O trabalho recém-publicado na Revista Brasileira de Epidemiologia analisou a tendência ao longo do tempo, utilizando dados de mais de 800 mil entrevistas da Vigilância de Fatores de Risco e Proteção para Doenças Crônicas por Inquérito Telefônico (Vigitel), entre os anos de 2006 e 2023.
O abuso é definido como o consumo de cinco ou mais doses de bebida para o homem ou quatro ou mais doses para a mulher em uma única ocasião, pelo menos uma vez nos últimos 30 dias. Em outras palavras, são 60 gramas de álcool puro, o equivalente a cerca de 4 ou 5 cervejas de 350 ml ou quatro taças de 150 ml de um vinho de 10 de teor alcoólico.
Nesse estudo, o indicador entre os homens se manteve estável (em torno de 25%), porém mais do que dobrou entre as mulheres, passando de 7,7% para 15,2%. Os autores evidenciam que o fenômeno pode ter associação com reformulações no marketing do álcool e uso de redes sociais para impulsionar o consumo entre o público feminino.
O alcoolismo nas novelas
Em 1988 ou 2025, Heleninha não é a primeira personagem do universo das novelas a procurar ajuda devido ao alcoolismo. E, provavelmente, não será a última.
Ao longo da história da teledramaturgia brasileira, fomos apresentados a uma diversidade de figuras que enfrentaram entraves com a bebida, a partir de diferentes perspectivas.
O boa-praça Orestes (Paulo José) penou ao longo dos quase 200 capítulos de “Por Amor” (1997). A dependência era um dos fatores que o afastava da filha Maria Eduarda (Gabriela Duarte), com Helena (Regina Duarte). No final da trama, é levado ao grupo de recuperação por Sandrinha, a filha criança (Cecília Dassi), do segundo casamento.
“O Clone” (2001) foi marcada pela dependência química de Mel, vivida por Débora Falabella. Contudo, paralelamente, conhecemos a história do advogado Lobato (Osmar Prado), alcoólatra e usuário de cocaína na batalha para deixar o vício. Ao longo dos capítulos, a novela apresentou depoimentos reais de pessoas que sofreram com a dependência química.
Em “Mulheres Apaixonadas” (2003), a professora Santana (Vera Holtz) escondeu destilados, foi flagrada bebendo dentro da escola e, em uma das fases mais difíceis, tomou perfume para tentar aplacar a vontade do álcool.
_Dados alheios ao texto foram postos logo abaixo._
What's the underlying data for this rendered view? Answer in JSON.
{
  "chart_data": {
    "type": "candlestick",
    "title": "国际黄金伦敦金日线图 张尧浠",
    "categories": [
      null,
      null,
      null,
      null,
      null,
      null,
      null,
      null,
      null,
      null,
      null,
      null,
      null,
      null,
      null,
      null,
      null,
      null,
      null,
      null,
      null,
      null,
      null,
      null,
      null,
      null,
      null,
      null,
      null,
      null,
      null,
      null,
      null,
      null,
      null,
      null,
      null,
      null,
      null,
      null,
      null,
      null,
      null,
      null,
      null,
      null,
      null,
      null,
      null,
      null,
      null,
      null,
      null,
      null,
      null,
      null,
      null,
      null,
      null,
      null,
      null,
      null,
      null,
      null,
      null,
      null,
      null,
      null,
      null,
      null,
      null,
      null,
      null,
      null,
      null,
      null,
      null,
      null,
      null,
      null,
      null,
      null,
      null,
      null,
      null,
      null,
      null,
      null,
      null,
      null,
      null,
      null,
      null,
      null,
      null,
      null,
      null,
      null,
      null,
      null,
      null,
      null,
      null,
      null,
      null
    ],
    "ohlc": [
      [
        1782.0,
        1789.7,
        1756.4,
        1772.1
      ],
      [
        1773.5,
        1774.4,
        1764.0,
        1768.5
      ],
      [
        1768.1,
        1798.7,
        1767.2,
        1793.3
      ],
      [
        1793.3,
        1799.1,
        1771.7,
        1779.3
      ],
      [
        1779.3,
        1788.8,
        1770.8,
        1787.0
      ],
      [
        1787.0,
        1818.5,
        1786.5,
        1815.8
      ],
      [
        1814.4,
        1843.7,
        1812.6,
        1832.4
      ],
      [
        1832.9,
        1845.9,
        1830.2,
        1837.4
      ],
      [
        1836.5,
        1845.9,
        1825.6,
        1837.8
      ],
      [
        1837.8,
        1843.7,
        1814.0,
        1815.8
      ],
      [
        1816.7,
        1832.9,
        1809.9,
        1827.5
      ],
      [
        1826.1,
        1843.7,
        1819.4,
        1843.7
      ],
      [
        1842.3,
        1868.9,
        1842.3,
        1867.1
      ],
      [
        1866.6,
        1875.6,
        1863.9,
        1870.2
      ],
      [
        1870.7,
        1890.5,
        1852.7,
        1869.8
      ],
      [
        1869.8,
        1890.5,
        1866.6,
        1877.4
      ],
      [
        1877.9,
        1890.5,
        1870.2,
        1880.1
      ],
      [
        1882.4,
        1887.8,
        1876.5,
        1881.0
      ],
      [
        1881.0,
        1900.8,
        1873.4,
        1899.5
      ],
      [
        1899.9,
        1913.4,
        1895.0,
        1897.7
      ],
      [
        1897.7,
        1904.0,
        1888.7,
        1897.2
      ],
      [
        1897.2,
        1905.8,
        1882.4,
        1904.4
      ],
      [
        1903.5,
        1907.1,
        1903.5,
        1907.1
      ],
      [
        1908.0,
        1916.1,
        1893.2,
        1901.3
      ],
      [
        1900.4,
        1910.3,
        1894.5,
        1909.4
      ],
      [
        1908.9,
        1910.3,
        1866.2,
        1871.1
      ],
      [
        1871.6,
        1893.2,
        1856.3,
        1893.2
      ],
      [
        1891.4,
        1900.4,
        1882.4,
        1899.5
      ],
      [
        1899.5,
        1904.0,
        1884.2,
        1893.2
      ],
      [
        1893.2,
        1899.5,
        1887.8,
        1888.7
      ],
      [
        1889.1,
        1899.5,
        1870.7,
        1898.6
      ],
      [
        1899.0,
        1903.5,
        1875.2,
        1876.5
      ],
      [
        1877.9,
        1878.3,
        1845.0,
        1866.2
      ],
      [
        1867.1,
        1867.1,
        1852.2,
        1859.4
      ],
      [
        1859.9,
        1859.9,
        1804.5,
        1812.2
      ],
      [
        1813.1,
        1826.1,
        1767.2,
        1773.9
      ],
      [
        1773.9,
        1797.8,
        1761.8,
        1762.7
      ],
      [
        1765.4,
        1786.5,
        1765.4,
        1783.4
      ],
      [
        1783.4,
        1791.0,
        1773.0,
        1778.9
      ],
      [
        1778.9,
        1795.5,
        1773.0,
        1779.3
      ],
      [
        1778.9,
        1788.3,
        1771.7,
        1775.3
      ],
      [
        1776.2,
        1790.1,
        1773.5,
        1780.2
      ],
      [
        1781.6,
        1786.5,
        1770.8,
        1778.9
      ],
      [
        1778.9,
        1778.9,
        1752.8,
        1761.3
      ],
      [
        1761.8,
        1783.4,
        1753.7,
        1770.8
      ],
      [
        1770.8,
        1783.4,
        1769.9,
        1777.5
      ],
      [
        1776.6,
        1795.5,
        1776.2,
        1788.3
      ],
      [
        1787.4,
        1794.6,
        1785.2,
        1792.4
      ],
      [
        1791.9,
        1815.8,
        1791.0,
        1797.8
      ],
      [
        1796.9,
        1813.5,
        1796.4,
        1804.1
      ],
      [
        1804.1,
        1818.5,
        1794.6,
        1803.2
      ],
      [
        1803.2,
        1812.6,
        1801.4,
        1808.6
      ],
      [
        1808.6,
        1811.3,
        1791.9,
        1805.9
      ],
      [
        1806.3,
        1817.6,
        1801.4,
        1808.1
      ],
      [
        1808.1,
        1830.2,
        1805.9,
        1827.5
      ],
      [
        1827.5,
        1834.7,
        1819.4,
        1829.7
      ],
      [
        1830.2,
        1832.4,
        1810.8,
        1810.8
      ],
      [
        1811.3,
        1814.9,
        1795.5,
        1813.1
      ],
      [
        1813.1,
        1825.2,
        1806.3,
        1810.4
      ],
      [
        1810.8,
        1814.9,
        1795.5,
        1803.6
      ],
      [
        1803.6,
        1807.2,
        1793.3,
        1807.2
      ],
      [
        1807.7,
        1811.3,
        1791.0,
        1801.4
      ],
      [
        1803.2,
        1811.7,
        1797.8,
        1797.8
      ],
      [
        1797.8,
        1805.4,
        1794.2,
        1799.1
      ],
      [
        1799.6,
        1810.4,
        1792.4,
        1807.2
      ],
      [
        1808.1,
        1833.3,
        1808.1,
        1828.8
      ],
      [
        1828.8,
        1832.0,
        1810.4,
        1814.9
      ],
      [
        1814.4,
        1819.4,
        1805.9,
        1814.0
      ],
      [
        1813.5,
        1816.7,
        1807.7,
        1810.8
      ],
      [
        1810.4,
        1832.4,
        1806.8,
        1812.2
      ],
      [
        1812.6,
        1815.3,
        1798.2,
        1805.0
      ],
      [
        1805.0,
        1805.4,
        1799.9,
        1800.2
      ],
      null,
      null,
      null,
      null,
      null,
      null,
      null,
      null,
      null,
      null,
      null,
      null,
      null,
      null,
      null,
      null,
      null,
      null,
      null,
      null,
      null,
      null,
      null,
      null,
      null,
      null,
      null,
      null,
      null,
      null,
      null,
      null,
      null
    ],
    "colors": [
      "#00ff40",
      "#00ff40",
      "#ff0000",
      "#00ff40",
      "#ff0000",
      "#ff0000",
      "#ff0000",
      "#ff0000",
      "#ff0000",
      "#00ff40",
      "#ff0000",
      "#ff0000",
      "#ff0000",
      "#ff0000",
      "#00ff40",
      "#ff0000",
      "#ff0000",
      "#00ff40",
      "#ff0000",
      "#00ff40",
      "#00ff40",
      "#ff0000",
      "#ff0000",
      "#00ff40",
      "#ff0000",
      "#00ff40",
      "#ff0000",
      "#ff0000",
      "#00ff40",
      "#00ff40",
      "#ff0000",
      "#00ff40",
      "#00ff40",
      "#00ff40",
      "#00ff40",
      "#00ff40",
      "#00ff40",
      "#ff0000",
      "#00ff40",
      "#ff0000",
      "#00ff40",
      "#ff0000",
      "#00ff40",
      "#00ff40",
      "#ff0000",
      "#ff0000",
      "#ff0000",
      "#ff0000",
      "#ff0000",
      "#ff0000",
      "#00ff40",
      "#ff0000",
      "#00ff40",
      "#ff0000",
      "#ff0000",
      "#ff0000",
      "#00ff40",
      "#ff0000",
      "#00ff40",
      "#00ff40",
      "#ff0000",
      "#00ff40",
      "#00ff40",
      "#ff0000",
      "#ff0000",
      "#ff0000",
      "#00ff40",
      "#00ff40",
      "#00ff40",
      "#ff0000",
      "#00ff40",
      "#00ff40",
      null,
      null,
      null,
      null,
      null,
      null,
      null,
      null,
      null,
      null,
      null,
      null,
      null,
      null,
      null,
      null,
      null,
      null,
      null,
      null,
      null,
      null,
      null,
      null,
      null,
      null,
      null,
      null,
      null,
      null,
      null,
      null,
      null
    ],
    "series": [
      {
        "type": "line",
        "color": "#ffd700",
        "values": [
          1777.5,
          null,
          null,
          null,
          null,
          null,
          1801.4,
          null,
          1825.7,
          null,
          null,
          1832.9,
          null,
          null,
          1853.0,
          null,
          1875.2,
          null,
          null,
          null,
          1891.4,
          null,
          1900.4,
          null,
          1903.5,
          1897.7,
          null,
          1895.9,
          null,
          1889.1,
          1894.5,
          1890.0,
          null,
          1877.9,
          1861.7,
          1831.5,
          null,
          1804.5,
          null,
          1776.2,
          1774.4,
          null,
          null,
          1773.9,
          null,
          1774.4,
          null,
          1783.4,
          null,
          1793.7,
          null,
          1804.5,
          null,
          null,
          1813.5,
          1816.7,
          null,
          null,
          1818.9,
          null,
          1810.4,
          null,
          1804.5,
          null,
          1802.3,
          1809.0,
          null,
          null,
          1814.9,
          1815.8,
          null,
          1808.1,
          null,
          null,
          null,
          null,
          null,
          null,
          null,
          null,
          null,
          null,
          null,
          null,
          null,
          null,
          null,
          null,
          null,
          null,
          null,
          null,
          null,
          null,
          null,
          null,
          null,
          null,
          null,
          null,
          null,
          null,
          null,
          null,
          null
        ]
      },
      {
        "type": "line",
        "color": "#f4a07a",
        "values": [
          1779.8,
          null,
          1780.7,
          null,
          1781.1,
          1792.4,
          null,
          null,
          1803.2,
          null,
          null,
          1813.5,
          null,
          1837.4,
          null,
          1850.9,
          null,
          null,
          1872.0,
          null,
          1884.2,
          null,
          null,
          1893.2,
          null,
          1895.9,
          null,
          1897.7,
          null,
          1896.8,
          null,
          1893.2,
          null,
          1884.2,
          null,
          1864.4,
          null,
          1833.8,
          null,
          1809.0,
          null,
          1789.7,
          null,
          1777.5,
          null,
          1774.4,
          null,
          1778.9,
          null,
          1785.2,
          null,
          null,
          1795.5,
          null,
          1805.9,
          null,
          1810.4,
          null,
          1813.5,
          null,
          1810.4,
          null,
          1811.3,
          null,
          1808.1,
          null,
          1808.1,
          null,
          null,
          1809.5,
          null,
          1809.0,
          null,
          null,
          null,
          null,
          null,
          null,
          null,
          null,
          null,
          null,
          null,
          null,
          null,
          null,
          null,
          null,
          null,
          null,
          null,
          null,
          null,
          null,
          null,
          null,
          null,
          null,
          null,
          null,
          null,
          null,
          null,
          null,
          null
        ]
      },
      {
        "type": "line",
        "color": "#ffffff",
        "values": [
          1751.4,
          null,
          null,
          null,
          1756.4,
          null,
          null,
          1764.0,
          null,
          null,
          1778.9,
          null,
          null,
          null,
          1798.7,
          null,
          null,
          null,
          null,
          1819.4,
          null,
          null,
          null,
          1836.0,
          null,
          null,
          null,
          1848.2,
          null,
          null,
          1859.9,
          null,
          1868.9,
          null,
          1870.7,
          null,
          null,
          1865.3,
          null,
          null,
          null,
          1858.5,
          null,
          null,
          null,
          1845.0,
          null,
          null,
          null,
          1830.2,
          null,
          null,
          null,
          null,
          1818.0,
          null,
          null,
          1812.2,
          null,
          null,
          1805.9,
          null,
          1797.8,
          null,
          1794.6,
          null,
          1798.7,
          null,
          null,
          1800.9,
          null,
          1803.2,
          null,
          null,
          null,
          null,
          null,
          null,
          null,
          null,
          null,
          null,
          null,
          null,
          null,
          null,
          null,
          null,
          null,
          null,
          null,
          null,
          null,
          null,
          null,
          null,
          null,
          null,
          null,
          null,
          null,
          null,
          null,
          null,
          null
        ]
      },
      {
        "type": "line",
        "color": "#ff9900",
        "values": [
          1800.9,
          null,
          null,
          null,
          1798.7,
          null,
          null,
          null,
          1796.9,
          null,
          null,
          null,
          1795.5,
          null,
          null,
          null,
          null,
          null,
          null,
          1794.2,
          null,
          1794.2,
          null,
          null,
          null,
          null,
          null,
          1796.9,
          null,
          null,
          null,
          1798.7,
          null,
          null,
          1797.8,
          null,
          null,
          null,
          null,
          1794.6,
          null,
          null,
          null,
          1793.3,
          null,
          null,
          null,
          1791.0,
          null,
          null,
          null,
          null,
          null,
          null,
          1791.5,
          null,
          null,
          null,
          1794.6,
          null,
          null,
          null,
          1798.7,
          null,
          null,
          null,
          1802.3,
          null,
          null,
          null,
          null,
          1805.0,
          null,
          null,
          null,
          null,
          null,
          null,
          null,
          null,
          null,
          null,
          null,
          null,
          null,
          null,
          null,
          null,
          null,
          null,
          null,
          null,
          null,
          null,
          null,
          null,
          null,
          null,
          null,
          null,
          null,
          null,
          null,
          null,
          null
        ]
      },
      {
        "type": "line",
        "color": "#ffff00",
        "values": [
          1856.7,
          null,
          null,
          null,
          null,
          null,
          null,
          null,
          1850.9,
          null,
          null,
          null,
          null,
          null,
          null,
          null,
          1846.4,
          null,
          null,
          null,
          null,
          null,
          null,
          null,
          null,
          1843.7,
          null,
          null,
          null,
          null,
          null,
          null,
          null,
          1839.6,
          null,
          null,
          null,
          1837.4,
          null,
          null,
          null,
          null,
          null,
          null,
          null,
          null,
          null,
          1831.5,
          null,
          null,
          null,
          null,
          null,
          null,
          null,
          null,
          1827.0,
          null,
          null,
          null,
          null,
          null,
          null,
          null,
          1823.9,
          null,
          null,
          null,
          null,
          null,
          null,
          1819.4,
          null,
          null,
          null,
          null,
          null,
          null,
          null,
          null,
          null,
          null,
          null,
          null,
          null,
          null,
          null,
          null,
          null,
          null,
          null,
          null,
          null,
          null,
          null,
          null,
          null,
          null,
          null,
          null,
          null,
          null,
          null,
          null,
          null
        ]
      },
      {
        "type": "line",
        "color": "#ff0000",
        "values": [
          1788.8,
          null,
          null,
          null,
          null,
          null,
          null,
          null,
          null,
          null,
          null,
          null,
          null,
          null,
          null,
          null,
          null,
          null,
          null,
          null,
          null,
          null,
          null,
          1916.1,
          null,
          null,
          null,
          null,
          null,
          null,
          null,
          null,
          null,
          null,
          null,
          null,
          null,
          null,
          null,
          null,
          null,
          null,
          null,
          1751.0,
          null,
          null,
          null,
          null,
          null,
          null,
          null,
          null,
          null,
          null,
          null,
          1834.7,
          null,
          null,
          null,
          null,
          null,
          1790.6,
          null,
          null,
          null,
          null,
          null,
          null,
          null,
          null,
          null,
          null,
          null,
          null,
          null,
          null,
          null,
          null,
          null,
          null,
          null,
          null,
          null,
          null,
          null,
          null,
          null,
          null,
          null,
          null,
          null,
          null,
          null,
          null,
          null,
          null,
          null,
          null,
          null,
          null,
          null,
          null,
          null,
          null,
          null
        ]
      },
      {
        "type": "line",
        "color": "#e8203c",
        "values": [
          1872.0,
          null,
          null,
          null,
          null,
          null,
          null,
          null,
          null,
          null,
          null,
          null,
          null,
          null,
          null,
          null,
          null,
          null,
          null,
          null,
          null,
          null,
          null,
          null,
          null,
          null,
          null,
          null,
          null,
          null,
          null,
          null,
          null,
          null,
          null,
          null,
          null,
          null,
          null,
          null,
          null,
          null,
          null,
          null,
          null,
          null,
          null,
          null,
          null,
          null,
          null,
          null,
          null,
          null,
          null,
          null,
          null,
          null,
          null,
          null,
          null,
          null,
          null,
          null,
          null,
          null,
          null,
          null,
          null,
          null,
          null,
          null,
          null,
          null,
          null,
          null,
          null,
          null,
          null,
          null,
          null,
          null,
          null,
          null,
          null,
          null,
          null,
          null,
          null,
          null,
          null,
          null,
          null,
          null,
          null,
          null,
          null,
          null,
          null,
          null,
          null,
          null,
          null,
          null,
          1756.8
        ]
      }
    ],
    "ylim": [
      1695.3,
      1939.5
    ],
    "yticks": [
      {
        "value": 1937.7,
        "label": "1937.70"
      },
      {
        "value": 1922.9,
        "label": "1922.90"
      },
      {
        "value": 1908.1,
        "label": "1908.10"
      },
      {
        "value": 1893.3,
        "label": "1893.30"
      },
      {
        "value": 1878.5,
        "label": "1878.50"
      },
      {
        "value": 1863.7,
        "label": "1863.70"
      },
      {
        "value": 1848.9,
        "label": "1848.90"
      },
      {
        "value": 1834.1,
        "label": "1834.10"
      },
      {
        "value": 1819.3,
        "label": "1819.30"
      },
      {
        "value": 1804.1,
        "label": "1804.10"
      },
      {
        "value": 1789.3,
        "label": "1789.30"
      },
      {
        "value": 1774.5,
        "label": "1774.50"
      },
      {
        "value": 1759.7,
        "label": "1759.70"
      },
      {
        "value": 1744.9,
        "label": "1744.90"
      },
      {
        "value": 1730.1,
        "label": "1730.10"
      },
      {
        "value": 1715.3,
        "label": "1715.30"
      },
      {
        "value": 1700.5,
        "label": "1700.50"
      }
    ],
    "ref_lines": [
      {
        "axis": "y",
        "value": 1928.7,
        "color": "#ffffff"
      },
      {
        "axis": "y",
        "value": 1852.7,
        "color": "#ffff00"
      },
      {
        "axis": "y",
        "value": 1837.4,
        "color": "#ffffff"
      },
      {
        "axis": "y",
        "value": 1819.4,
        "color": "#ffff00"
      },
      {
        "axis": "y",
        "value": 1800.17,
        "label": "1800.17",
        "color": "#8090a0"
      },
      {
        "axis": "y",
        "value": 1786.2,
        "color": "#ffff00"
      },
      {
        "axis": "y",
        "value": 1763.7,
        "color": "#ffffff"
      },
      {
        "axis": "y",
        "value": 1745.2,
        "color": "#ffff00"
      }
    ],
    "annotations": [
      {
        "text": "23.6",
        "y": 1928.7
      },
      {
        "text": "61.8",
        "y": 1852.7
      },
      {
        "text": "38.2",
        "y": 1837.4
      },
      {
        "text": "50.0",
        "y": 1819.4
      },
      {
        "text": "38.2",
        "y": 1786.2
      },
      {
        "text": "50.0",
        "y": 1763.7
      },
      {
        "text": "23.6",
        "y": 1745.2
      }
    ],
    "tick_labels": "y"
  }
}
A separação foi o gatilho para que Bira (Eduardo Lago) mergulhasse na bebida em “Páginas da Vida” (2006). Com o apoio da filha, ele tenta se recuperar frequentando reuniões do AA.
O assunto não ficou de fora de “Viver a Vida” (2009). Bárbara Paz, na pele da modelo Renata, mostrou não somente as dificuldades do alcoolismo, mas também os perigos da anorexia, transtorno discutido no mundo da moda, especialmente nos anos 2000.